A sensible man would abandon such a cursed weapon. But instead Devlin found himself carefully picking out the splinters of wood that remained in the socket. Tomorrow he would find a weaponsmith and see about replacing the broken helve.
When he finally did manage to sleep, the dream came.
It was a morning in early fall, when the leaves had just begun to turn gold, and the fields were ripe, ready to be harvested. Cerrie emerged from the cottage, carrying their infant daughter in a small basket.

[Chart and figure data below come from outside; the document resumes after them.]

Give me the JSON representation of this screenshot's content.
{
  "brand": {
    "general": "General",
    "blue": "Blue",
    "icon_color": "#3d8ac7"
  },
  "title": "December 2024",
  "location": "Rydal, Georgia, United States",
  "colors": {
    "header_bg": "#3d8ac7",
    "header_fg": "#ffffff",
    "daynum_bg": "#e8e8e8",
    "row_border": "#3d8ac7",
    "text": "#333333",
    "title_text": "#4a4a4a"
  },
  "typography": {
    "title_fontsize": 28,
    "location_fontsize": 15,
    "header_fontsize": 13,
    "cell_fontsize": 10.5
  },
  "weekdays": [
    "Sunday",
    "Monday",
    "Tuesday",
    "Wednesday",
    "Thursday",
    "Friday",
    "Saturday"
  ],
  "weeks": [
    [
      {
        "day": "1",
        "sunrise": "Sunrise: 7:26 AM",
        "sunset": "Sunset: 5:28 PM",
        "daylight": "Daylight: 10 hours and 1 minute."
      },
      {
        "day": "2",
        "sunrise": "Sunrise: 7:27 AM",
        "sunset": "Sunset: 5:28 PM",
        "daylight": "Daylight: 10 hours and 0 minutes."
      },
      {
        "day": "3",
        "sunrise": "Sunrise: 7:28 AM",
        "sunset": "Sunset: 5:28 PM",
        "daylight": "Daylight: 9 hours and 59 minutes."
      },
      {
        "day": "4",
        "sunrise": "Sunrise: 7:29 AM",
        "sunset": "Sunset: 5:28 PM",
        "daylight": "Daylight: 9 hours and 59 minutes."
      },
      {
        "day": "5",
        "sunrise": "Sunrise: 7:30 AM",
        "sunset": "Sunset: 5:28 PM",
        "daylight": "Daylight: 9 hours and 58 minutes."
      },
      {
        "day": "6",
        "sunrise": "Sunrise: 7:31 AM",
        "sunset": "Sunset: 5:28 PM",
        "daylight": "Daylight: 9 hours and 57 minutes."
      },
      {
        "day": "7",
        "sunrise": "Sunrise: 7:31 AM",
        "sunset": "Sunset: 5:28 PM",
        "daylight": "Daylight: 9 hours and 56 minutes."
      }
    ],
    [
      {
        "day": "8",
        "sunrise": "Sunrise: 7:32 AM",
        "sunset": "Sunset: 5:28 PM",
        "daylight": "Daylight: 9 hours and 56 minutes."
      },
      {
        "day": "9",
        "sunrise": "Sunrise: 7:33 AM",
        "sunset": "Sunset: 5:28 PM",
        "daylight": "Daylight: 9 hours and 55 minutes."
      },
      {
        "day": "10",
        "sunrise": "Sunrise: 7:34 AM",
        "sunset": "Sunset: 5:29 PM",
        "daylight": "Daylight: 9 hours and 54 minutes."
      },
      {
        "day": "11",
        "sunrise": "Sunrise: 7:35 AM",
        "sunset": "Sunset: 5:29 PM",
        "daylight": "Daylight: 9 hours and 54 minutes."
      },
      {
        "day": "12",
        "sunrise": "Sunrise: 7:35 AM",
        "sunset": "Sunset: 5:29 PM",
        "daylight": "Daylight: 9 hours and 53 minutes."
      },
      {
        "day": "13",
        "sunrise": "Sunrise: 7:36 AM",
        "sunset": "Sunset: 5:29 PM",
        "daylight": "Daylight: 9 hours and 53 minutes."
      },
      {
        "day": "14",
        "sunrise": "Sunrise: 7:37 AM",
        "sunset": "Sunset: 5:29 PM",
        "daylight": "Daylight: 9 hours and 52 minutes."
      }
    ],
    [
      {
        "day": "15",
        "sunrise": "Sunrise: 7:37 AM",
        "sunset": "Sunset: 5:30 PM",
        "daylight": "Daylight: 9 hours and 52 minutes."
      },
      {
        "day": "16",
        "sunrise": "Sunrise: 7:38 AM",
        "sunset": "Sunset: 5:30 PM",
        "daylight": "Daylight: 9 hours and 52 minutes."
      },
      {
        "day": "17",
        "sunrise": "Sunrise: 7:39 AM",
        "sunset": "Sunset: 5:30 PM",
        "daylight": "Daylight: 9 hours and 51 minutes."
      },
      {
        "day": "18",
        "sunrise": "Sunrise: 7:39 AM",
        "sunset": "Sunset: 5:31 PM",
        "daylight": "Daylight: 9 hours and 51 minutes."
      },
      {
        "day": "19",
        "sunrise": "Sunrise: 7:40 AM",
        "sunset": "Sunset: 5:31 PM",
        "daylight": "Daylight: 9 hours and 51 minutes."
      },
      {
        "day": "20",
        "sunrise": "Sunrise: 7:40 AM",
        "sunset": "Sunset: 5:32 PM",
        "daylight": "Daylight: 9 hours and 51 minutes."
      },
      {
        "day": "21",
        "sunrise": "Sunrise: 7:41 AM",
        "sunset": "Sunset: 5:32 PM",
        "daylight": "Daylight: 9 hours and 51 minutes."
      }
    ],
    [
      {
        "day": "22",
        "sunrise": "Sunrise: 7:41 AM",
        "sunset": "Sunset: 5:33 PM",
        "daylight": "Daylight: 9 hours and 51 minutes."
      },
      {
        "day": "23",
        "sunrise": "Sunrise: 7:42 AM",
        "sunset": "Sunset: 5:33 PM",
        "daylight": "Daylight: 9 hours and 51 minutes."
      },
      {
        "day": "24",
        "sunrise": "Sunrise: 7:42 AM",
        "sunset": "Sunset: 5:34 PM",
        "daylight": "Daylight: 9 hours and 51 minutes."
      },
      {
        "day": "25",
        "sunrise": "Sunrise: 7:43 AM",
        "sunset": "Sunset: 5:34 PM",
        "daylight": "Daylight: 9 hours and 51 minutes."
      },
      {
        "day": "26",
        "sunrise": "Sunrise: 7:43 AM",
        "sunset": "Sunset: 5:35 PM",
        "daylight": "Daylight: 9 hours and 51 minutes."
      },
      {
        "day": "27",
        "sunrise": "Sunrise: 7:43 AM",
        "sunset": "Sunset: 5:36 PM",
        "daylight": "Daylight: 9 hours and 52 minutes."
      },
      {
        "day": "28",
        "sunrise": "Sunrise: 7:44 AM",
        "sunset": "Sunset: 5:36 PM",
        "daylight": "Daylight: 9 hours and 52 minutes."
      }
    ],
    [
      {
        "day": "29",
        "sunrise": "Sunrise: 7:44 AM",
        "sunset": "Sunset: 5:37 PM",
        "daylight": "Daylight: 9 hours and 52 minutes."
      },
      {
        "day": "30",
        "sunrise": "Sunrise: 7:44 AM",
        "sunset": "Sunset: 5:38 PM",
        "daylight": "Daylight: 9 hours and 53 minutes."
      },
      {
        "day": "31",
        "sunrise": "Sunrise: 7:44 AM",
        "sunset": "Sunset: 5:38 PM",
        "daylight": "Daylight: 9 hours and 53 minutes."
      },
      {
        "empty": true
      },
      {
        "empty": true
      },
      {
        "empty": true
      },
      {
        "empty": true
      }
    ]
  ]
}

Her movements were graceful and unhurried as she crossed the yard. Setting the basket down in the sunshine, she joined Cormack and young Bevan as they began to pick the red gourd fruit, stacking it carefully in baskets that would then be stored in the cold cellar.
It was a peaceful scene, and though the work was not easy, the three laughed and sang at their labors. They paid no heed to the dark woods that bordered the tiny clearing. Only Devlin saw the silver banecats as they left the woods and began their stalk.
He tried to move, but he was frozen in place, knowing the horror to come. “Cerrie! Cormack! The woods!” his dream self screamed, but they could not hear him. For he was not really there, just as he had not been there on that awful day.
At the last moment Cerrie turned and saw the approaching danger. She called out a warning, and seizing the small trowel, ran toward the basket where the infant lay. A banecat followed her. Cerrie turned and picked up a heavy gourd, hurling it toward the banecat with deadly aim. It struck the cat between the eyes, but the creature merely paused and shook his head before continuing its pursuit.
Then the banecat sprang. As Cerrie fell, she covered the basket with her body. She struggled desperately, but a digging trowel was a poor weapon, and no match for the power of that unholy creature. Devlin could not bear to watch and yet his visions gave him no choice, compelled to stand witness as her struggles ceased and her life’s blood drained away in a crimson flood.